Important:  Please look at the documentation [here][1] (https://pymc-devs.github.io/pymc3/index.html) for details


  [1]: https://pymc-devs.github.io/pymc3/index.html

In [None]:
data = dict(x1=model1[train_set], x2=model2[train_set], y=true_regression_line[train_set])
with pm.Model() as model:
    # specify glm and pass in data. The resulting linear model, its likelihood and 
    # and all its parameters are automatically added to our model.
    pm.glm.glm('y ~ x1 + x2', data)
    step = pm.NUTS() # Instantiate MCMC sampling algorithm
    trace = pm.sample(2000, step, progressbar=False)

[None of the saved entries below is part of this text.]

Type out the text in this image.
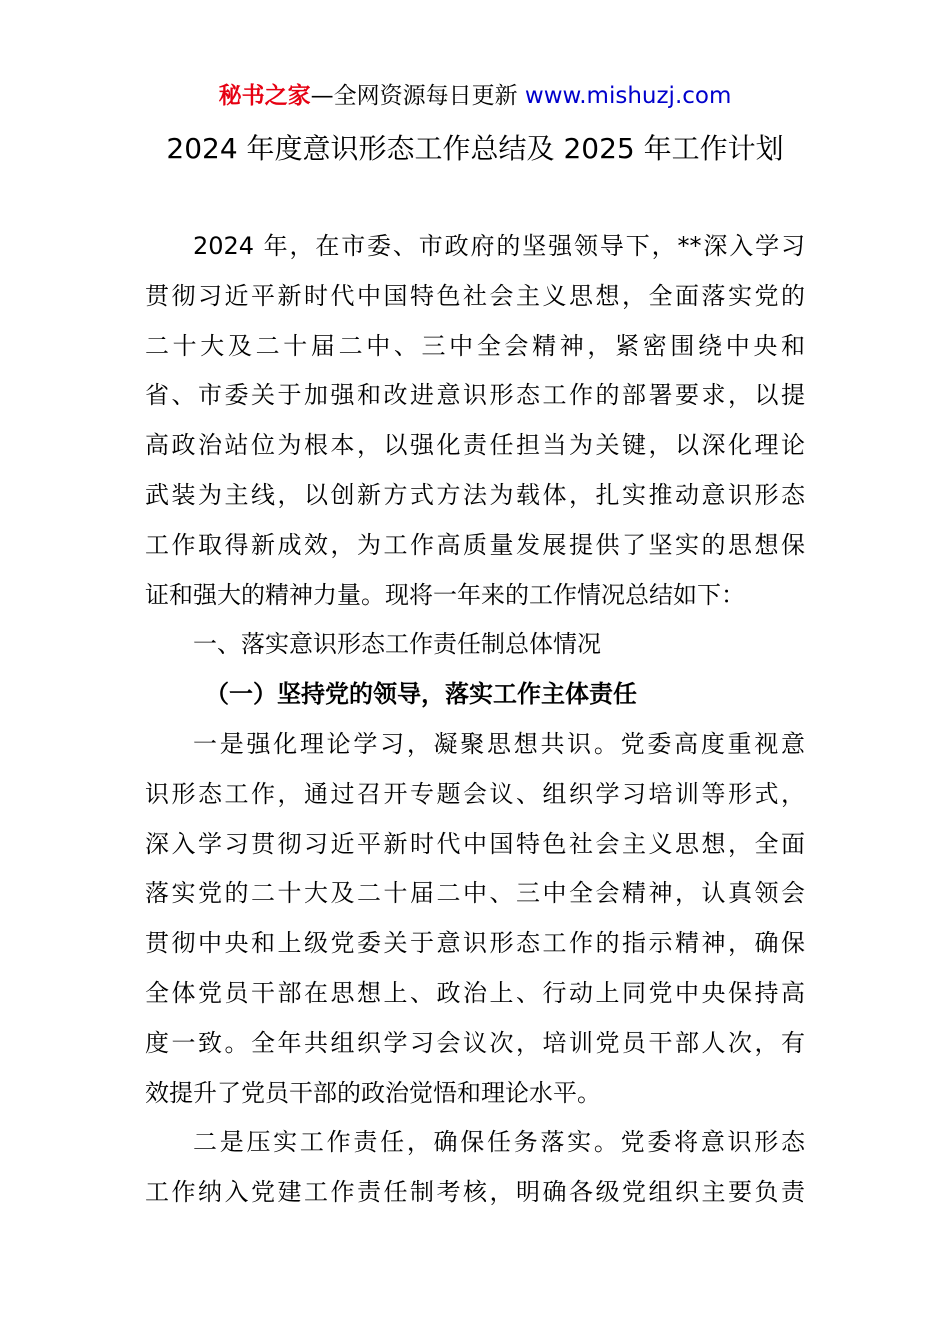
秘书之家—全网资源每日更新 www.mishuzj.com
2024 年度意识形态工作总结及 2025 年工作计划
2024 年，在市委、市政府的坚强领导下，**深入学习
贯彻习近平新时代中国特色社会主义思想，全面落实党的
二十大及二十届二中、三中全会精神，紧密围绕中央和
省、市委关于加强和改进意识形态工作的部署要求，以提
高政治站位为根本，以强化责任担当为关键，以深化理论
武装为主线，以创新方式方法为载体，扎实推动意识形态
工作取得新成效，为工作高质量发展提供了坚实的思想保
证和强大的精神力量。现将一年来的工作情况总结如下：
一、落实意识形态工作责任制总体情况
（一）坚持党的领导，落实工作主体责任
一是强化理论学习，凝聚思想共识。党委高度重视意
识形态工作，通过召开专题会议、组织学习培训等形式，
深入学习贯彻习近平新时代中国特色社会主义思想，全面
落实党的二十大及二十届二中、三中全会精神，认真领会
贯彻中央和上级党委关于意识形态工作的指示精神，确保
全体党员干部在思想上、政治上、行动上同党中央保持高
度一致。全年共组织学习会议次，培训党员干部人次，有
效提升了党员干部的政治觉悟和理论水平。
二是压实工作责任，确保任务落实。党委将意识形态
工作纳入党建工作责任制考核，明确各级党组织主要负责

It takes a while - now is time to look at what goodness it gives to us

In [None]:
pm.traceplot(trace, figsize=(7,7))
plt.tight_layout();

One can see that for every drawn sample it gives the parameter values for the intercept, x1 and x2

In [None]:
intercept = np.median(trace.Intercept)
print(intercept)
x1param = np.median(trace.x1)
print(x1param)
x2param = np.median(trace.x2)
print(x2param)

I created a quick imitation of test/train split in order to compare of OOF ensembling methods.

In [None]:
model1_train = model1[train_set]
model2_train = model2[train_set]
x_train = np.vstack((model1_train, model2_train)).T

model1_test = model1[test_set].T
model2_test = model2[test_set].T
x_test = np.vstack((model1_test, model2_test)).T

y = true_regression_line[train_set]

Now to check if Linear Regression  finds a similar solution.

In [None]:
from sklearn.linear_model import LinearRegression
clfLR = LinearRegression()
clfLR.fit(x_train, y)
y_pred_LR = clfLR.predict(x_test)
print(clfLR.intercept_)
print(clfLR.coef_[0])
print(clfLR.coef_[1])

And a simple neural net.

In [None]:
from sklearn.neural_network import MLPRegressor
clfMLP = MLPRegressor()
clfMLP.fit(x_train, y)
y_pred_MLP = clfMLP.predict(x_test)

And a GBM.

In [None]:
from sklearn.ensemble import GradientBoostingRegressor
clfGBR = GradientBoostingRegressor(random_state=0)
clfGBR.fit(x_train, y)
y_pred_GBR = clfGBR.predict(x_test)

Now let's compare:

In [None]:
print('Model 1:',mean_absolute_error(true_regression_line[test_set],model1[test_set]))
print('Model 2:', mean_absolute_error(true_regression_line[test_set],model2[test_set]))
print('Average:',mean_absolute_error(true_regression_line[test_set],(model1*.5+model2*.5)[test_set]))
print('MCMC:',mean_absolute_error(true_regression_line[test_set],
                                  (intercept+x1param*model1+x2param*model2)[test_set]))
print('LR:',mean_absolute_error(true_regression_line[test_set], y_pred_LR))
print('MLP:',mean_absolute_error(true_regression_line[test_set], y_pred_MLP))
print('GBM:',mean_absolute_error(true_regression_line[test_set], y_pred_GBR))

Looks like MCMC did not outperform linear regression, however it was pretty close. Both of them come up with similar coefficients. Additionally, MCMC gives you a good sense of the standard deviation, although it runs significantly slower. Seems like a good tool to use the in the ensembling tool belt! Thanks Scirpus!